On January 23, the Chairman of the Commodity Futures Trading Commission (“CFTC”), Rostin Behnam, announced in his keynote speech at the Commodity Markets Council’s annual conference that the CFTC “can play a role in voluntary carbon markets.” This is not the first time that the CFTC has publicly stated that it is considering its role vis-a-vis regulation of voluntary carbon markets (“VCMs”) or compliance carbon markets (“CCMs”), but it is the first time that the CFTC Chair has articulated a clear action plan for regulation. According to Chairman Behnam, carbon markets "must have integrity and adhere to basic market regulatory requirements."  

Chairman Behnam’s comments are significant for a number of reasons.
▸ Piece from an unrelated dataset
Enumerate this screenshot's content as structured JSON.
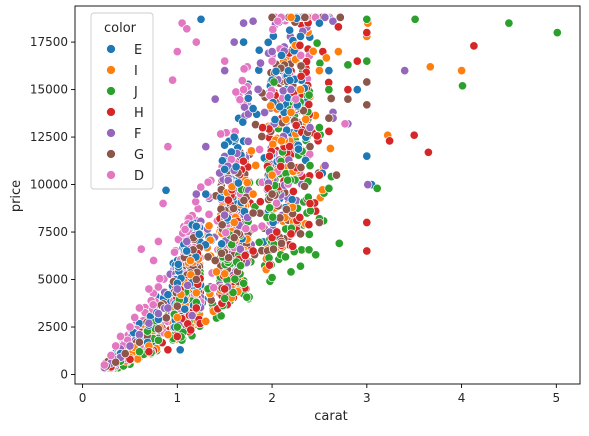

First, the comments confirm the CFTC's authority to “play a role” in VCMs because carbon itself, as well as carbon and other environmental offsets, credits and allowances, generally are considered “commodities” as defined in § 1a(9) of the Commodity Exchange Act of 1936 (“CEA”) and as explained in CFTC and Securities and Exchange Commission (“SEC”) guidance. As a “commodity,” transactions involving carbon or carbon offsets as VCMs are subject to CFTC’s anti-fraud and anti-manipulation enforcement jurisdiction. 

Second, because VCMs and CCMs are commodities markets, the CFTC not only “can” but is bound to police these markets pursuant to the CEA. In fact, a group of U.S. senators wrote to the CFTC in October 2022 directing the CFTC to take “concrete steps to implement rules governing the voluntary carbon offsets market, also referred to as carbon credits.” 

Third, commodities originating in VCMs and CCMs are now also traded as listed futures and options contracts on CFTC-regulated designated contract markets – i.e., commodity exchanges. For example, the CME Group lists futures on California carbon allowances as well as Regional Greenhouse Gas Initiative CO2 allowances, and the ICE and Nodal exchanges list futures on commodities also traded on VCMs and CCMs in the U.S. and globally. Because futures and options on commodities qualify as contracts for future delivery (such as derivatives), the CFTC under the CEA not only has a role but also exclusive enforcement authority in these markets. Indeed, Chairman Behnam states that in these markets the CFTC’s “responsibility is real.”

Fourth, in light of recent COP27 announcements, as well as the goals of the White House National Climate Task Force, the U.S. government will have to become more actively involved in further development of VCMs and CCMs, and the CFTC would have to play a key role in these efforts, especially if there will be some form of a national cap-and-trade scheme. The CFTC has already taken steps to define its regulatory role in these markets.

So what does this all mean? There are two likely outcomes for the immediate future: (a) the CFTC’s division of enforcement will become more active in prosecuting fraud and manipulation in commodity or cash VCMs and CCMs (e.g., greenwashing, or fraud in claiming reduction in carbon capture or reduction), as well as in related exchange or OTC-traded derivatives markets, and (b) the CFTC will become more involved in regulation of these markets in the U.S. in coordination with other regulators and global initiatives (e.g., IOSCO).